Bug 2195989

Summary:	timeout during waiting for condition. "error preparing volumesnapshots"
Product:	[Red Hat Storage] Red Hat OpenShift Data Foundation	Reporter:	David Vaanunu <dvaanunu>
Component:	csi-driver	Assignee:	Nobody <nobody>
Status:	CLOSED ERRATA	QA Contact:	krishnaram Karthick <kramdoss>
Severity:	medium	Docs Contact:
Priority:	unspecified
Version:	4.12	CC:	bniver, kbg, muagarwa, ocs-bugs, odf-bz-bot, sostapov
Target Milestone:	---
Target Release:	ODF 4.12.4
Hardware:	Unspecified
OS:	Unspecified
Whiteboard:
Fixed In Version:	4.12.4-1	Doc Type:	Bug Fix
Doc Text:	Previously, stale RADOS block device (RBD) images were left in the cluster as there was trouble deleting the the RBD image due to "numerical result is out of range" error. With this fix, the number of trash entries list is increased in go-ceph. So, stale RBD images are not found in the Ceph cluster.	Story Points:	---
Clone Of:		Environment:
Last Closed:	2023-06-14 21:20:41 UTC	Type:	Bug
Regression:	---	Mount Type:	---
Documentation:	---	CRM:
Verified Versions:		Category:	---
oVirt Team:	---	RHEL 7.3 requirements from Atomic Host:
Cloudforms Team:	---	Target Upstream Version:
Embargoed:

Description David Vaanunu 2023-05-07 09:31:12 UTC

Description of problem (please be detailed as possible and provide log
snippests):

During OADP testing (backup & restore), while running restore flow
getting errors (OADP logs)  regarding  Volumesnapshot"

Errors:

time="2023-05-04T05:32:17Z" level=error msg="Namespace perf-busy-data-cephrbd-50pods, resource restore error: error preparing volumesnapshots.snapshot.storage.k8s.io/perf-busy-data-cephrbd-50pods/velero-pvc-busy-data-rbd-50pods-1-szwqr: rpc error: code = Unknown desc = timed out waiting for the condition" logSource="/remote-source/velero/app/pkg/controller/restore_controller.go:498" restore=openshift-adp/dm-restore-rbd-50pvs-cc50-iter4


time="2023-05-04T05:29:07Z" level=error msg="Timed out awaiting reconciliation of volumesnapshotrestoreList" cmd=/plugins/velero-plugin-for-vsm logSource="/remote-source/app/internal/util/util.go:393" pluginName=velero-plugin-for-vsm restore=openshift-adp/dm-restore-rbd-50pvs-cc50-iter4


Version of all relevant components (if applicable):

OCP 4.12.9
ODF 4.12.2
OADP 1.2.0-63

Does this issue impact your ability to continue to work with the product
(please explain in detail what is the user impact)?

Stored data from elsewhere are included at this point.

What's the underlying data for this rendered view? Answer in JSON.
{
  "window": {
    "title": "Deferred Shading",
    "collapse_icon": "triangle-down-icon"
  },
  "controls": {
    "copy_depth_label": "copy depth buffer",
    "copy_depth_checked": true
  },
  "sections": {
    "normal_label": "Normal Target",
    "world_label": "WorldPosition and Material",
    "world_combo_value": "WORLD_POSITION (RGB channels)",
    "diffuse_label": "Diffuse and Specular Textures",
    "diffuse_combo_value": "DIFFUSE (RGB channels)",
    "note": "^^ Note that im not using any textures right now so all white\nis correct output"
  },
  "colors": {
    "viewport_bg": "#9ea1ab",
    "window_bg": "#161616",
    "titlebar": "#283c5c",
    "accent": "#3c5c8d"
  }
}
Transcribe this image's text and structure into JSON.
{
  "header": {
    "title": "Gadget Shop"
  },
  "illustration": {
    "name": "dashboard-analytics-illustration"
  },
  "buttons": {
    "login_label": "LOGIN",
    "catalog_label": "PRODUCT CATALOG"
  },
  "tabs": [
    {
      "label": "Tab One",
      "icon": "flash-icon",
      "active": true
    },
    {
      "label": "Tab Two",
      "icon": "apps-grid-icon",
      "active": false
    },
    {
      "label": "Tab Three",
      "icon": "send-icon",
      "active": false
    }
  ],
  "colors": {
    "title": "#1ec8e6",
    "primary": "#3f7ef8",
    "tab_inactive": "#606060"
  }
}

Yes. the tests are failing and can't complete a full cycle of backup & restore.

Is there any workaround available to the best of your knowledge?
No

Rate from 1 - 5 the complexity of the scenario you performed that caused this
bug (1 - very simple, 5 - very complex)?
1

Can this issue reproducible?
yes

Can this issue reproduce from the UI?
no

If this is a regression, please provide more details to justify this:


Steps to Reproduce:
1. create ns with a few PVs (+data)
2. running OADP backup - end with 'Completed' status
3. delete the ns
4. running OADP restore


Actual results:
restore failed with 'PartiallyFailed' status.


Expected results:
restore should succeed ('Completed' status)


Additional info:

Comment 2 Mudit Agarwal 2023-05-10 03:17:01 UTC

Not a 4.13 blocker

Comment 12 krishnaram Karthick 2023-06-01 11:54:33 UTC

Moving the bug to verified based on the regression run on 4.12.4-1 - https://ocs4-jenkins-csb-odf-qe.apps.ocp-c1.prod.psi.redhat.com/job/qe-deploy-ocs-cluster-prod/7951/

Comment 20 errata-xmlrpc 2023-06-14 21:20:41 UTC

Since the problem described in this bug report should be
resolved in a recent advisory, it has been closed with a
resolution of ERRATA.

For information on the advisory (Moderate: Red Hat OpenShift Data Foundation 4.12.4 security and Bug Fix update), and where to find the updated
files, follow the link below.

If the solution does not work for you, open a new bug report.

https://access.redhat.com/errata/RHSA-2023:3609